Sie beherrschen die Kunstgeschichte perfekt. Nehmen wir zum Beispiel Iris van Herpen. Wir präsentieren zwei ihrer Kreationen, darunter ein beeindruckendes Kathedralenkleid, das mit 3D-gedruckten Mustern verziert ist, die von der gotischen Architektur inspiriert sind. Dieses Werk ließ mich an das gesamte Vokabular der Räuchergefäße und kostbaren Künste am Ende der Flamboyantgotik denken – eine Zeit, für die Iris, flämischer Herkunft, sehr sensibel ist. Ein weiteres Beispiel mit der radikalen Marine Serre. Sie ist eine regelmäßige Besucherin der Sammlungen, beherrscht die mittelalterliche Kunst perfekt und zeichnet sich durch die Wiederverwertung visueller Kulturen aus. Wir präsentieren neben prächtigen mittelalterlichen Wandteppichen einen Mantel mit Upcycling-Stoffmuster Dame mit dem Einhornund der Zusammenhang ist frappierend. Andere junge Künstler haben ein eher distanziertes Verhältnis zu Fragen der Kunstgeschichte, wie etwa Simon Porte Jacquemus, der in dieser Frage sehr frei ist. Dann spielen wir die barocke Karte und präsentieren ein ziemlich außergewöhnliches Ballkleid, ein Modell aus der Le Chouchou-Kollektion (2024 im Schloss Versailles präsentiert, Anmerkung des Herausgebers) in den Salons Napoleons III. Was die Chiquito-Mikrotasche betrifft, vergleichen wir sie mit unseren Vitrinen mit Miniaturobjekten, wie diesen Schnupftabakdosen aus dem 18. Jahrhundert. Es funktioniert sehr gut.
Die Zusammenhänge sind sehr präzise und wissenschaftlich, aber spielen Sie auch mit der Diskrepanz?
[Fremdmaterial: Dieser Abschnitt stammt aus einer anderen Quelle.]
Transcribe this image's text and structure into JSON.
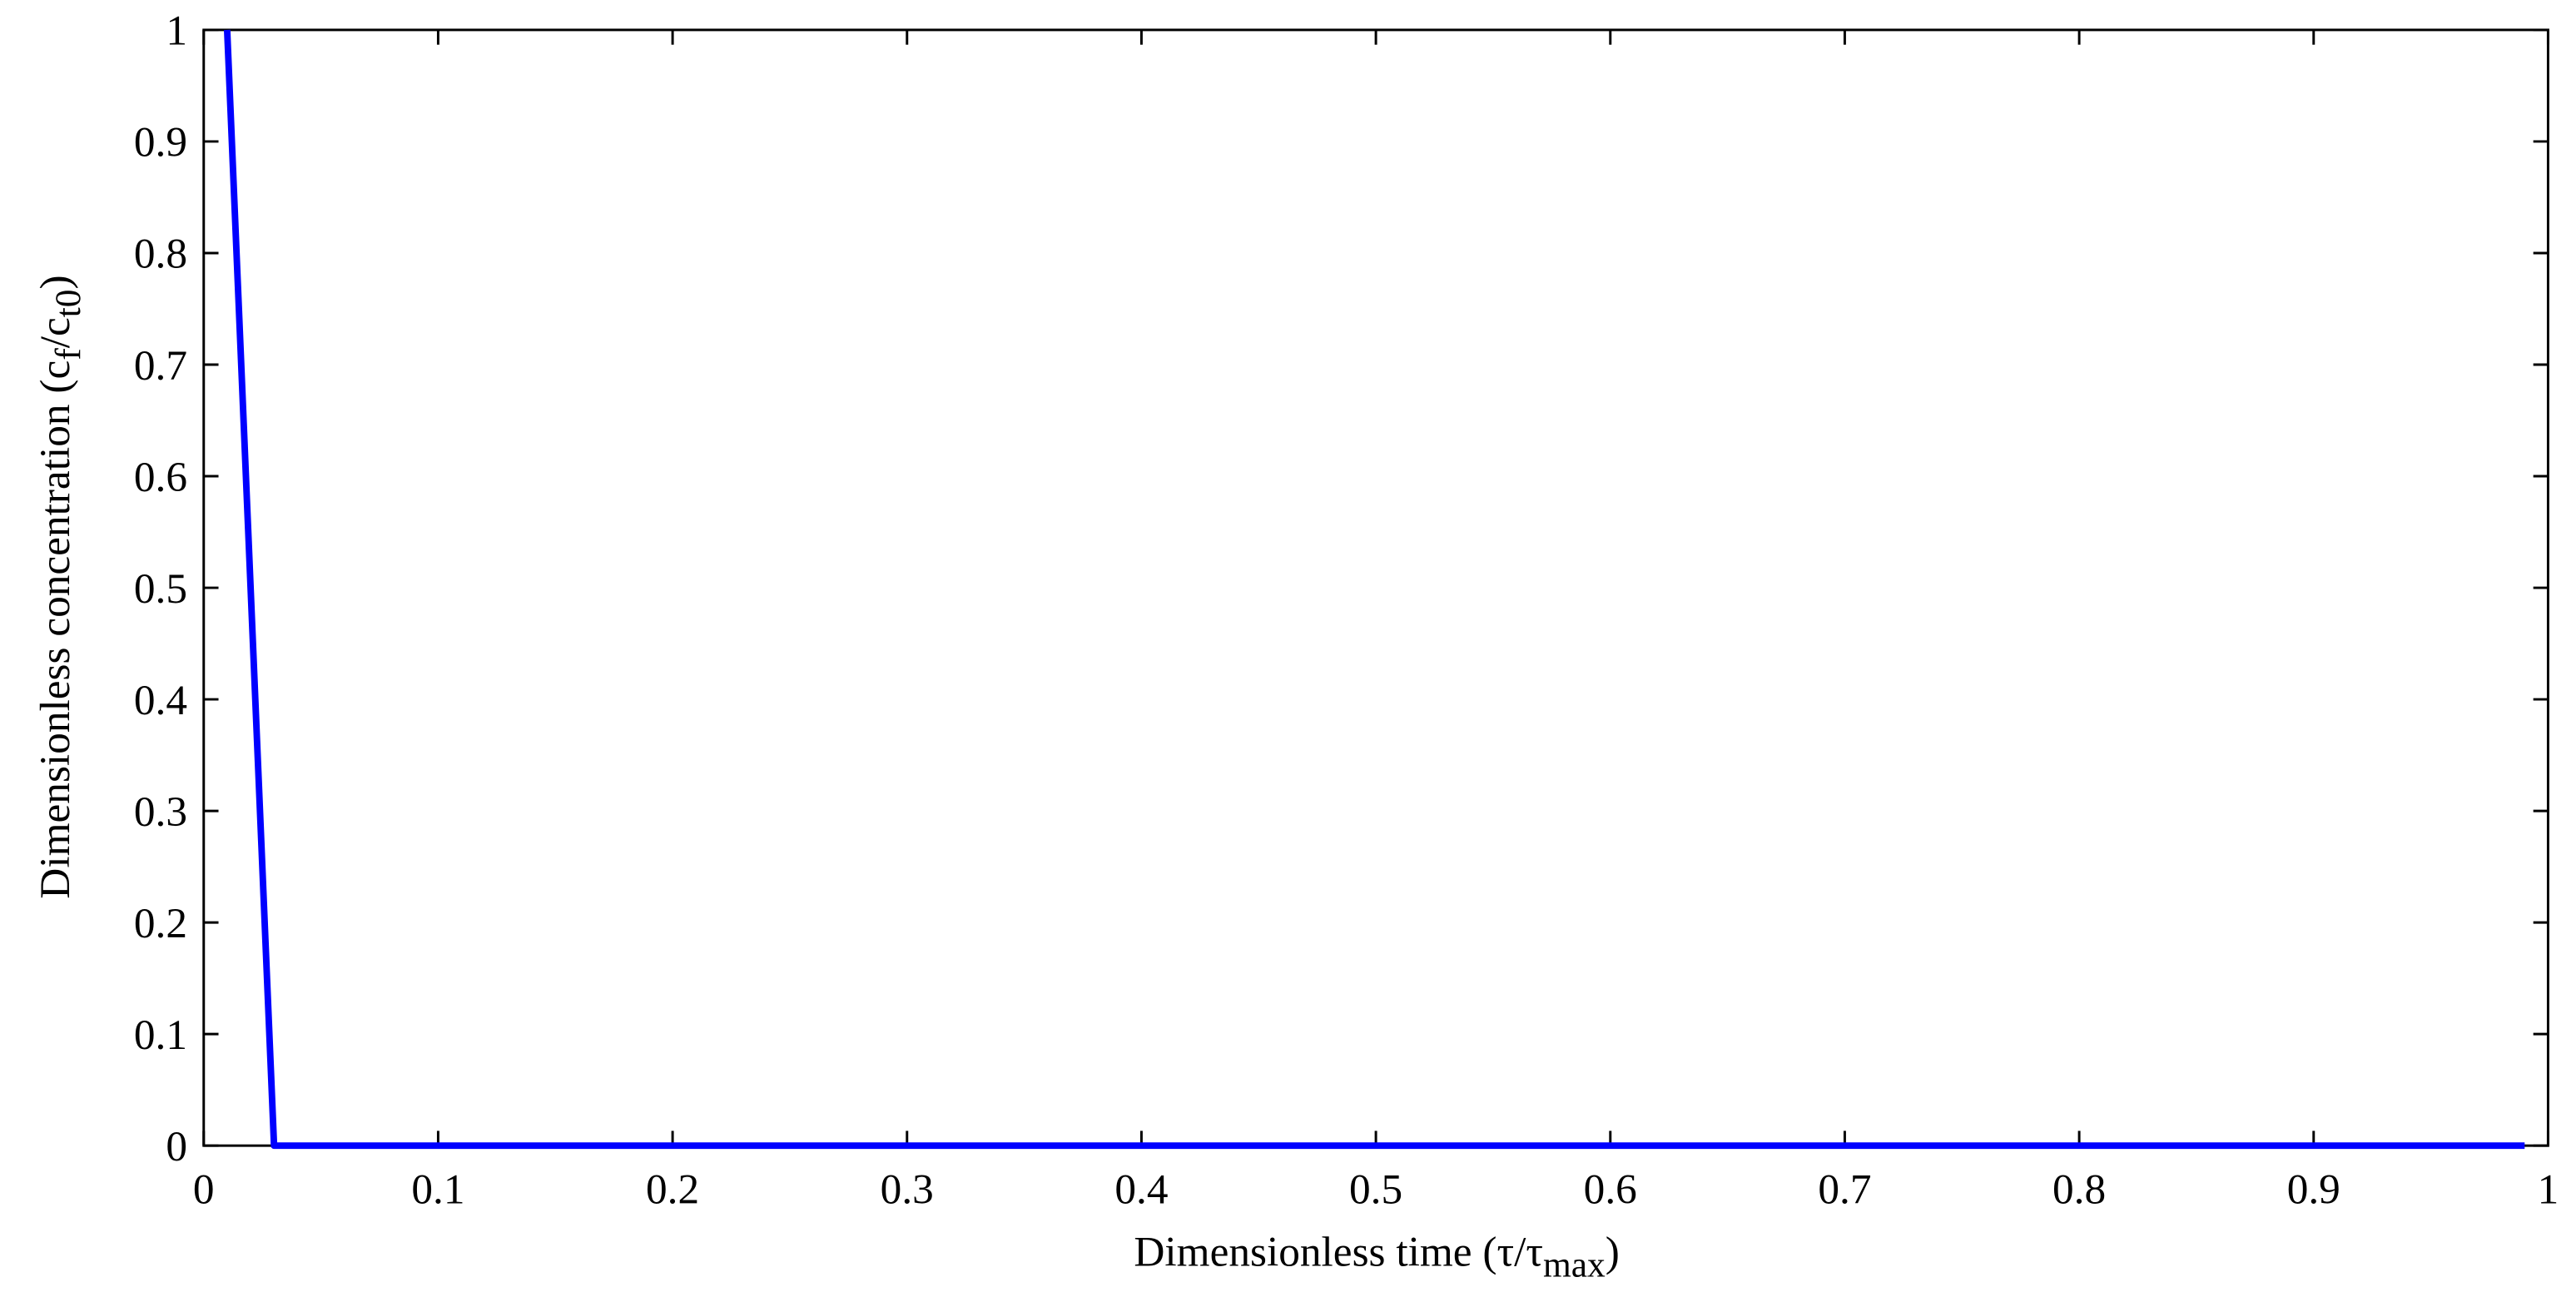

Sonst wäre es völlig langweilig. Mode ist weder ein Vorwand noch ein Alibi, und die Objekte sind auch keine einfache Dokumentation in Bezug auf Mode: Es liegt ein echtes Maß an Gleichberechtigung in der Behandlung vor. Und selbst wenn wir mit Insignien, Krönungsgegenständen oder königlichen Sammlungen spielen, tut das dem Humor keinen Abbruch. Wir präsentieren zum Beispiel die berühmte Tauben-Minaudière von Jonathan Anderson für seine Marke JW Anderson (im Jahr 2020, Anmerkung des Herausgebers) neben einer prächtigen eucharistischen Taube, einem prächtigen naturalistischen Vogel aus Limoges-Emaille. Auch Jonathan Andersons Arbeit für Loewe ist vertreten, so ist in unserem Rüstungsraum diese eindrucksvolle einteilige Jacke aus gehämmertem Zinnmetallic ausgestellt. Wir haben auch an Kontrasten gearbeitet, wie bei Balenciaga. Wir präsentieren einen schwarzen grafischen Anzug mit lackiertem Hut aus Demnas erster Couture-Kollektion für das Haus im Salon de l’Abondant – einem der schönsten Orte des 18. Jahrhundertse in der Welt erhalten. Hier wollte ich eine Dichotomie zwischen Silhouette und Dekor und ließ mich von Fotos von Balenciaga-Frauen aus den 1950er und 1960er Jahren inspirieren, all diesen großen New Yorker Prominenten wie Baroness de Rothschild oder Mona von Bismarck … Sie wurden in raffinierten Cristóbal Balenciaga-Kleidern gezeigt und konzeptionelle Formen… in ihren Innenräumen aus dem 18. Jahrhunderte ultrageladen.
Ist Mode also auch Kunst?
Mode ist eines der aufregendsten und dynamischsten Ausdrucksfelder des zeitgenössischen Schaffens. In der Ausstellung gibt es Stücke von absoluter Schönheit, wie dieses skulpturale Kleid von Azzedine Alaïa, eine Leihgabe der Stiftung. Dies ist eines der neuesten Modelle des Designers (ist 2017 verschwunden, Anmerkung der Redaktion) und wir bringen es in einen Dialog mit den Kronbronzen aus der Zeit Ludwigs XIV. Im Jahr 2015 präsentierte Azzedine Alaïa seine Kreationen neben den Meisterwerken der Villa Borghese in Rom – eine Anspielung also. Modedesigner sind Schöpfer wie alle anderen, ihre Sensibilität und die Schärfe ihrer Vision sagen das Richtige über unsere Zeit.
(1) Louvre Couture. Kunstobjekte, Modeobjektevom 24. Januar bis 21. Juli im Louvre-Museum in Paris.
(2) Parade im Louvrevon Sophie Fontanel, Edition Seghers, Oktober 2024.